If you’re running an agent server-side (a CI integration, a webhook handler, a fleet of background agents), bind the end-user’s identity instead of the service account’s:

from acp_governance import set_context

@app.post("/run")
def run(req, authorization: str = Header(...)):
    set_context(
        user_token=authorization.removeprefix("Bearer ").strip(),
        agent_name="repo-maintenance",
        agent_tier="background",
    )
    return run_agent(req)

ACP’s policy engine resolves permissions against the user’s IdP scopes. If the user doesn’t have git:force-push on the protected branch in their RBAC, the agent doesn’t either — even if the underlying credential technically allows it.

This matters for a different reason in git workflows: branch protection rules on the Git server (GitHub / GitLab) enforce push rules at the receive-pack layer, but they don’t enforce intent. ACP enforces intent at the call site, before the request even leaves your machine.

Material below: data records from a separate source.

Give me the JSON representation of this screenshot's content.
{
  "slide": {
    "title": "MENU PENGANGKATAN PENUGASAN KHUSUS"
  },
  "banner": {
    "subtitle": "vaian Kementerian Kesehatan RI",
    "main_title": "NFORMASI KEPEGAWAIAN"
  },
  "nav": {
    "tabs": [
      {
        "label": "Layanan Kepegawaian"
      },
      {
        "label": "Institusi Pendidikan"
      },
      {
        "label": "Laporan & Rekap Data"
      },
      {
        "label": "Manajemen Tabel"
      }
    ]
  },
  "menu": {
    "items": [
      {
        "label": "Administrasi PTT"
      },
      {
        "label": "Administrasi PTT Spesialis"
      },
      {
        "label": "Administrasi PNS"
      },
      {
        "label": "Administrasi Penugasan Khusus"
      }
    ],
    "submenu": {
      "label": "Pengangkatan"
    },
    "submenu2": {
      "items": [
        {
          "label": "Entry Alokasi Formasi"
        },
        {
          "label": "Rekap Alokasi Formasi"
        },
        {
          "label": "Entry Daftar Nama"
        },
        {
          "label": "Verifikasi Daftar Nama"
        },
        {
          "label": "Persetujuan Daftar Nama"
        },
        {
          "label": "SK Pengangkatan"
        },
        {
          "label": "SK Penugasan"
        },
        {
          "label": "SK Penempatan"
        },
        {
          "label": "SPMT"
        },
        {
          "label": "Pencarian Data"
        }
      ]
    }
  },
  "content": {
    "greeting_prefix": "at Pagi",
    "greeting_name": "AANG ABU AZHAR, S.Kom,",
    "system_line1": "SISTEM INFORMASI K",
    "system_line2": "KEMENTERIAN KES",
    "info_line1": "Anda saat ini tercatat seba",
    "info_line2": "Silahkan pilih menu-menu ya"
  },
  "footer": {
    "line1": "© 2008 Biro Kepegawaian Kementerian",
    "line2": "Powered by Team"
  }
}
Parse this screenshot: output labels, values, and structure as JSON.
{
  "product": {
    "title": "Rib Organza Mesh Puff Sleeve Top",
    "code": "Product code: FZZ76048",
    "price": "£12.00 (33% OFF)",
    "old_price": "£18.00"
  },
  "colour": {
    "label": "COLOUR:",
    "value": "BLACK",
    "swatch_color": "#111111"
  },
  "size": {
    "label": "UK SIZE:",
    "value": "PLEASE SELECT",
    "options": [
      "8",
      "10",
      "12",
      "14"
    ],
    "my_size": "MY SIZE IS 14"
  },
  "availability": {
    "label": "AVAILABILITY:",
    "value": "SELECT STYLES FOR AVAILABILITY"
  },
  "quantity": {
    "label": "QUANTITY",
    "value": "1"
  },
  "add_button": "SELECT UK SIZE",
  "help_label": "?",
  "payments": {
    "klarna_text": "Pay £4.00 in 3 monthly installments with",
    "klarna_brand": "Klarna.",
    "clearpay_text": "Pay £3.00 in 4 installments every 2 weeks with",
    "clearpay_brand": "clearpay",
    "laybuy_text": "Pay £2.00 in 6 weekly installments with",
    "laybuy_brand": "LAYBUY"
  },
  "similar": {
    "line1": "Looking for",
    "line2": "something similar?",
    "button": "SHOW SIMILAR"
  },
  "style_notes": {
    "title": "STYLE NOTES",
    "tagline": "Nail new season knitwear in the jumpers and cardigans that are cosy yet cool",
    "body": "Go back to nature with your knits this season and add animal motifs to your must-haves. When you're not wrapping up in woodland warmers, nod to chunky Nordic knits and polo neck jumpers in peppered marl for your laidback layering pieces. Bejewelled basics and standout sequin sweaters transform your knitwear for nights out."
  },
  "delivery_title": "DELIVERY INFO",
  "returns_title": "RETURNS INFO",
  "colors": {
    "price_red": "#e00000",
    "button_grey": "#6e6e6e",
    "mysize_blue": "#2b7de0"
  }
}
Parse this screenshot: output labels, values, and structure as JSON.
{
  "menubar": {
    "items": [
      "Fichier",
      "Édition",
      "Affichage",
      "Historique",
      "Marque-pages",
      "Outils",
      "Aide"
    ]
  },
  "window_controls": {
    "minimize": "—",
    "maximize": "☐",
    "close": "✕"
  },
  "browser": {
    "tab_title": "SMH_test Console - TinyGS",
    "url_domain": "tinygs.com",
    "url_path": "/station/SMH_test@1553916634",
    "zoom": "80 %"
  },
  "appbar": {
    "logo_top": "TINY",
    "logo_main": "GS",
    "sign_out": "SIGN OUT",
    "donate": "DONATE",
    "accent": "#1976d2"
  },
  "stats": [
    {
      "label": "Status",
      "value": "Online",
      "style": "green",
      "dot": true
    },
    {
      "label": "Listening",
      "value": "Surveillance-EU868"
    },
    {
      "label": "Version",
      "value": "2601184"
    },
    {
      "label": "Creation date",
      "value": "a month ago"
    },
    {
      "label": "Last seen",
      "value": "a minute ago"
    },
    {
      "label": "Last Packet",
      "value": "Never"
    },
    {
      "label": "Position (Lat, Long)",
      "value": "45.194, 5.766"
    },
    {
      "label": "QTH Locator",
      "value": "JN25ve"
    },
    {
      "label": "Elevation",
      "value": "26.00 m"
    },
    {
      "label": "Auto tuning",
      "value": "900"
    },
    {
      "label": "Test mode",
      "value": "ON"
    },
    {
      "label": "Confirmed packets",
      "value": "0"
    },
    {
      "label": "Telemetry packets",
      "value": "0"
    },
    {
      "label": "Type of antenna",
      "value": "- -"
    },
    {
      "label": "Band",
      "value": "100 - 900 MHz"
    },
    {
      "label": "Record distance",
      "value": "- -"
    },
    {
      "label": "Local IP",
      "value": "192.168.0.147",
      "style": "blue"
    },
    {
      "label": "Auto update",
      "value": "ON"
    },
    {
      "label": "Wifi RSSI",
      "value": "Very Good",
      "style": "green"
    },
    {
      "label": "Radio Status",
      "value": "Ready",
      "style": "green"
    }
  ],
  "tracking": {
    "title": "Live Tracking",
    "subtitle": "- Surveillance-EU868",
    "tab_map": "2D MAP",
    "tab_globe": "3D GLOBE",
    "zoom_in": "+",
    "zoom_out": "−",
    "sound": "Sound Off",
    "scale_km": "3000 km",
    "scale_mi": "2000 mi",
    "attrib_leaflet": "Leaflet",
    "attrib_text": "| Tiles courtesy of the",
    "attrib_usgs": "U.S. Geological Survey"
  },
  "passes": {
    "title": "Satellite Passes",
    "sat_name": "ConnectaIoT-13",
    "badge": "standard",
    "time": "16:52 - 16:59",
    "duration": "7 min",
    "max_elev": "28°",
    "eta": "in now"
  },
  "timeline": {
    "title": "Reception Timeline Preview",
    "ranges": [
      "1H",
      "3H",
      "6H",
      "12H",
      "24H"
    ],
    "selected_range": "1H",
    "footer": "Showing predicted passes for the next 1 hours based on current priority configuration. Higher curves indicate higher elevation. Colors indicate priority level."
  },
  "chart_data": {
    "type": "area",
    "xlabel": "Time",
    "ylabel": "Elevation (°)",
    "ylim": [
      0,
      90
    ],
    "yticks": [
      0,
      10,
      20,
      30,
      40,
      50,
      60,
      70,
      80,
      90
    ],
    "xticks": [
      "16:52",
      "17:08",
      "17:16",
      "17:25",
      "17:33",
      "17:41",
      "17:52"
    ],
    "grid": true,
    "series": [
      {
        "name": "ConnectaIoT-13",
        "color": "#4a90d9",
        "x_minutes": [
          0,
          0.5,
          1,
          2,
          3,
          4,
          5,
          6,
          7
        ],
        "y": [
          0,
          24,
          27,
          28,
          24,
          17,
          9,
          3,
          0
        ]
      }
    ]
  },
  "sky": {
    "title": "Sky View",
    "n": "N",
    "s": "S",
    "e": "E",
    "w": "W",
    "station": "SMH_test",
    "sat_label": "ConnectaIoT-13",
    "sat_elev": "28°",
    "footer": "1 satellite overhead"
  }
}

(Free fourth step) — Audit log

Every governed git operation writes a structured row regardless of decision: command, repo, branch, agent identity, tier, decision, reason, timestamp. The denied force-push is logged the same way the allowed merge is. When something rolls back oddly, you have answers, not guesses.

The total time investment

  • One curl command (Step 1): ~30 seconds
  • Six policy rules in the dashboard (Step 2): ~3 minutes
  • One line in your handler (Step 3, optional for server-side agents): ~1 minute

Three to five minutes from blank slate to “an autonomous agent in this environment cannot rewrite history without an explicit policy override and an interactive confirmation.”

If you’ve ever had to explain to your team why their commits disappeared, three minutes of work removes the part where you have to explain it again.